Classic Halloween

Spooky themes abound in literature. This page will share excerpts from classic literature. 

Snow White's wicked witch
The Hag
Robert Herrick (1648)

The hag is astride
This night for to ride;
The Devill and she together:
Through thick, and through thin,
Now out, and then in,
Though ne'r so foule be the weather.

A Thorn or a Burr
She takes for a Spurre:
With a lash of a Bramble she rides now,
Through Brakes and through Bryars,
O're Ditches, and Mires,
She followes the Spirit that guides now.

No Beast, for his food,
Dares  now range the wood;
But husht in his laire he lies lurking:
While mischiefs, by these,
On land and on Seas,
At noone of Night are working.

The  storme will arise,
And trouble the skies;
This night, and more for the wonder,
The ghost from the Tomb
Affrighted shall come,
Cal'd out by the clap of the Thunder.


The Witches' Spell

Act IV, Scene 1 from Macbeth (1606) by William Shakespeare

A dark Cave.  In the middle, a Caldron boiling.  Thunder.  Enter the three Witches.

1 Witch: Thrice the brinded cat hath mew'd.

2 Witch: Thrice and once, the hedge-pig whin'd.

3 Witch: Harpier cries:--'tis time! 'tis time!

1 Witch: Round about the caldron go;

In the poison'd entrails throw.

Toad, that under cold stone,

Days and nights has thirty-one;

Swelter'd venom sleeping got,

Boil thou first i' the charmed pot!

All: Double, double toil and trouble;

Fire burn, and caldron bubble.

2 Witch: Fillet of a fenny snake,

In the caldron boil and bake;

Eye of newt, and toe of frog,

Wool of bat, and tongue of dog,

Adder's fork, and blind-worm's sting,

Lizard's leg, and owlet's wing,

For a charm  of powerful trouble,

Like a hell-broth boil and bubble.

All: Double, double toil and trouble;

Fire burn, and caldron bubble.

3 Witch: Scale of dragon; tooth of wolf;

Witches mummy; maw and gulf 

Of the ravin'd salt-sea shark;

Root of hemlock digg'd i the dark;

Liver of blaspheming Jew;

Gall of goat, and slips of yew

Slivere'd in the moon's eclipse;

Nose of Turk, and Tartar's lips;

Finger of birth-strangled babe

Ditch-deliver'd by a drab,

Make the gruel thicj and slab:

Add thereto a tiger's chaudron.

All: Double, double toil and trouble;

Fire burn, and caldron bubble.

2 Witch: Cool it with a baboon's blood,

Then the charm is firm and good.

drawing of three witches around a cauldron
dilapidated house

Haunted Houses

Henry Wadsworth Longfellow (1858)

All houses wherein men have lived and died

Are haunted houses.  Through the open doors

Theharmless phantoms on their errands glide,

With feet that make no sound upon the floors.

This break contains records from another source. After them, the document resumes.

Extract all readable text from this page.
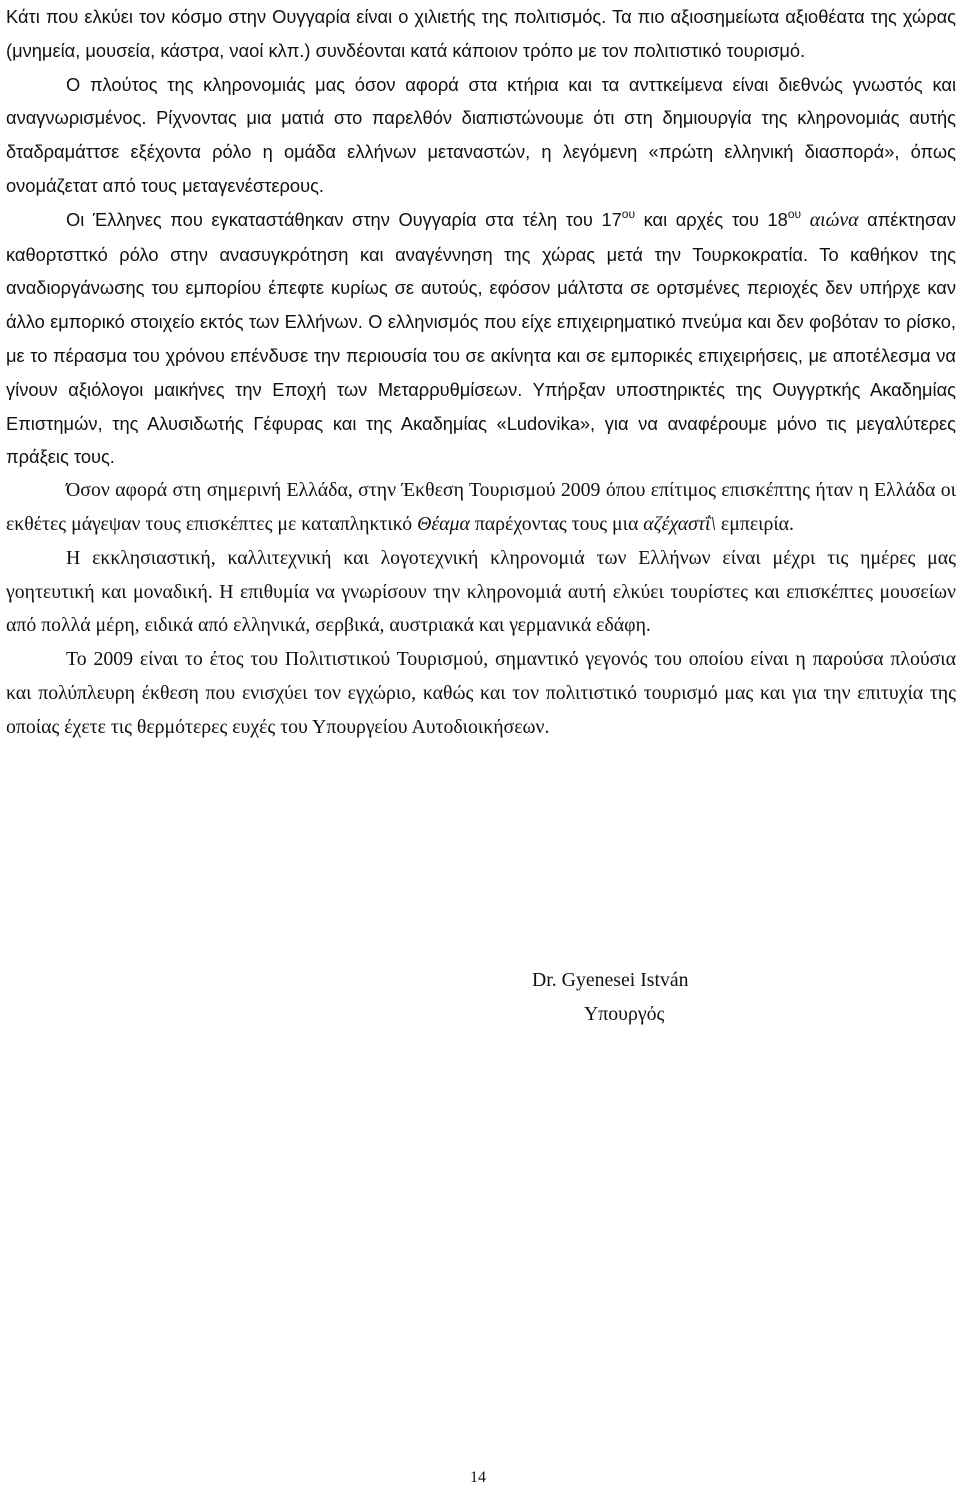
Κάτι που ελκύει τον κόσμο στην Ουγγαρία είναι ο χιλιετής της πολιτισμός. Τα πιο αξιοσημείωτα αξιοθέατα της χώρας (μνημεία, μουσεία, κάστρα, ναοί κλπ.) συνδέονται κατά κάποιον τρόπο με τον πολιτιστικό τουρισμό.

Ο πλούτος της κληρονομιάς μας όσον αφορά στα κτήρια και τα ανττκείμενα είναι διεθνώς γνωστός και αναγνωρισμένος. Ρίχνοντας μια ματιά στο παρελθόν διαπιστώνουμε ότι στη δημιουργία της κληρονομιάς αυτής δταδραμάττσε εξέχοντα ρόλο η ομάδα ελλήνων μεταναστών, η λεγόμενη «πρώτη ελληνική διασπορά», όπως ονομάζετατ από τους μεταγενέστερους.

Οι Έλληνες που εγκαταστάθηκαν στην Ουγγαρία στα τέλη του $17^{o\upsilon}$ και αρχές του $18^{o\upsilon}$ αιώνα απέκτησαν καθορτσττκό ρόλο στην ανασυγκρότηση και αναγέννηση της χώρας μετά την Τουρκοκρατία. Το καθήκον της αναδιοργάνωσης του εμπορίου έπεφτε κυρίως σε αυτούς, εφόσον μάλτστα σε ορτσμένες περιοχές δεν υπήρχε καν άλλο εμπορικό στοιχείο εκτός των Ελλήνων. Ο ελληνισμός που είχε επιχειρηματικό πνεύμα και δεν φοβόταν το ρίσκο, με το πέρασμα του χρόνου επένδυσε την περιουσία του σε ακίνητα και σε εμπορικές επιχειρήσεις, με αποτέλεσμα να γίνουν αξιόλογοι μαικήνες την Εποχή των Μεταρρυθμίσεων. Υπήρξαν υποστηρικτές της Ουγγρτκής Ακαδημίας Επιστημών, της Αλυσιδωτής Γέφυρας και της Ακαδημίας «Ludovika», για να αναφέρουμε μόνο τις μεγαλύτερες πράξεις τους.

Όσον αφορά στη σημερινή Ελλάδα, στην Έκθεση Τουρισμού 2009 όπου επίτιμος επισκέπτης ήταν η Ελλάδα οι εκθέτες μάγεψαν τους επισκέπτες με καταπληκτικό Θέαμα παρέχοντας τους μια αζέχαστΐ\ εμπειρία.

Η εκκλησιαστική, καλλιτεχνική και λογοτεχνική κληρονομιά των Ελλήνων είναι μέχρι τις ημέρες μας γοητευτική και μοναδική. Η επιθυμία να γνωρίσουν την κληρονομιά αυτή ελκύει τουρίστες και επισκέπτες μουσείων από πολλά μέρη, ειδικά από ελληνικά, σερβικά, αυστριακά και γερμανικά εδάφη.

Το 2009 είναι το έτος του Πολιτιστικού Τουρισμού, σημαντικό γεγονός του οποίου είναι η παρούσα πλούσια και πολύπλευρη έκθεση που ενισχύει τον εγχώριο, καθώς και τον πολιτιστικό τουρισμό μας και για την επιτυχία της οποίας έχετε τις θερμότερες ευχές του Υπουργείου Αυτοδιοικήσεων.

Dr. Gyenesei István
Υπουργός
14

We meet them at the door-way, on the stair,

Along the passages they come and go,

Impalpable impressions on the air,

A sense of something moving to and fro.

There are more guests at table than the hosts

Invited; the illuminated hall

Is thronged with quiet, inoffensive ghosts,

As silent as the pictures on the wall.

The stranger at my fireside cannot see

The forms I see, not hear the sounds I hear;

He but perceives what is; while unto me

All that has been is visible and clear.

WE have no title-deeds to house or lands;

Owners and occupants of earlier dates

From graves forgotten stretch  their dusty hands,

And hold in mortmain still their old estates.

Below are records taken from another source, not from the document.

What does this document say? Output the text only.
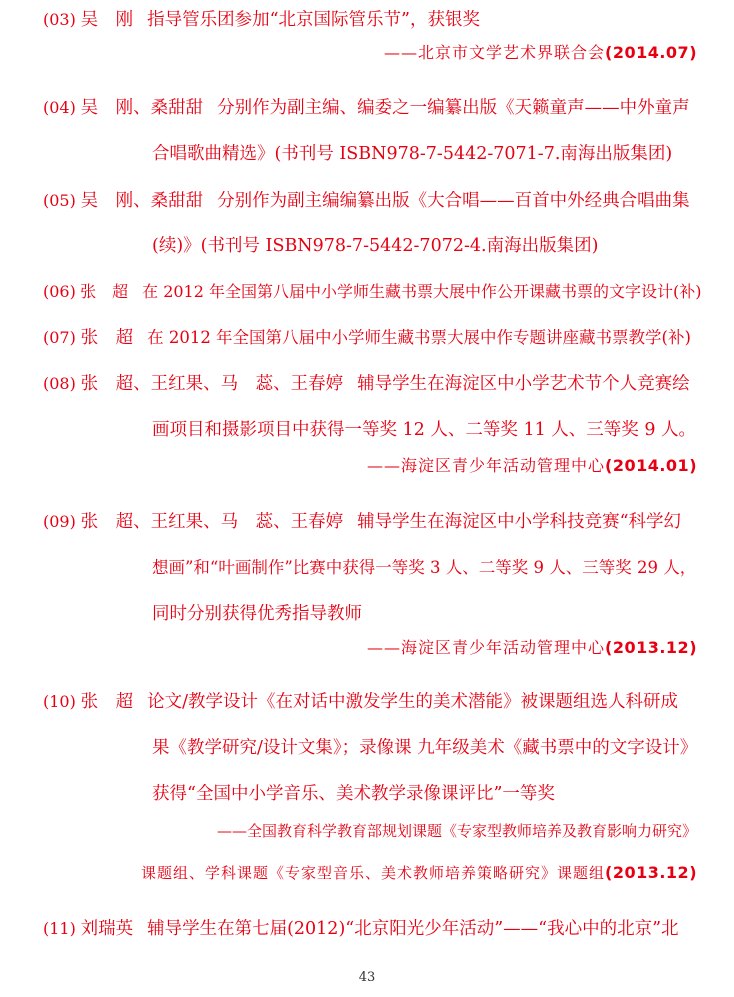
(03) 吴　刚 指导管乐团参加“北京国际管乐节”，获银奖
——北京市文学艺术界联合会(2014.07)
(04) 吴　刚、桑甜甜 分别作为副主编、编委之一编纂出版《天籁童声——中外童声
合唱歌曲精选》(书刊号 ISBN978-7-5442-7071-7.南海出版集团)
(05) 吴　刚、桑甜甜 分别作为副主编编纂出版《大合唱——百首中外经典合唱曲集
(续)》(书刊号 ISBN978-7-5442-7072-4.南海出版集团)
(06) 张　超 在 2012 年全国第八届中小学师生藏书票大展中作公开课藏书票的文字设计(补)
(07) 张　超 在 2012 年全国第八届中小学师生藏书票大展中作专题讲座藏书票教学(补)
(08) 张　超、王红果、马　蕊、王春婷 辅导学生在海淀区中小学艺术节个人竞赛绘
画项目和摄影项目中获得一等奖 12 人、二等奖 11 人、三等奖 9 人。
——海淀区青少年活动管理中心(2014.01)
(09) 张　超、王红果、马　蕊、王春婷 辅导学生在海淀区中小学科技竞赛“科学幻
想画”和“叶画制作”比赛中获得一等奖 3 人、二等奖 9 人、三等奖 29 人，
同时分别获得优秀指导教师
——海淀区青少年活动管理中心(2013.12)
(10) 张　超 论文/教学设计《在对话中激发学生的美术潜能》被课题组选人科研成
果《教学研究/设计文集》；录像课 九年级美术《藏书票中的文字设计》
获得“全国中小学音乐、美术教学录像课评比”一等奖
——全国教育科学教育部规划课题《专家型教师培养及教育影响力研究》
课题组、学科课题《专家型音乐、美术教师培养策略研究》课题组(2013.12)
(11) 刘瑞英 辅导学生在第七届(2012)“北京阳光少年活动”——“我心中的北京”北
43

The spirit-world around this world of sense

Floats like an atmosphere, and everywhere

Wafts through these earthly mists and vapours dense

A vital breath of more ethereal air.

Our little lives are kept in equipoise

By opposite attractions and desires;

The struggle of the instinct that enjoys,

And the more noble instinct that aspires.

These perturbations, this perpetual jar

Of earthly wants and aspirations high,

Come from the influence of an unseen star

An undiscovered planet in our sky.

And as the moon from some dark gate of cloud

Throws o'er the sea  a floating bridge of light,

Across whose trembling planks our fancies crowd

Into the realm of mystery and night,

So from the world of spirits there descends

A bridge of light, connecting it with this,

O'er  whose unsteady floor, that sways and bends,

Wander our thoughts above the dark abyss.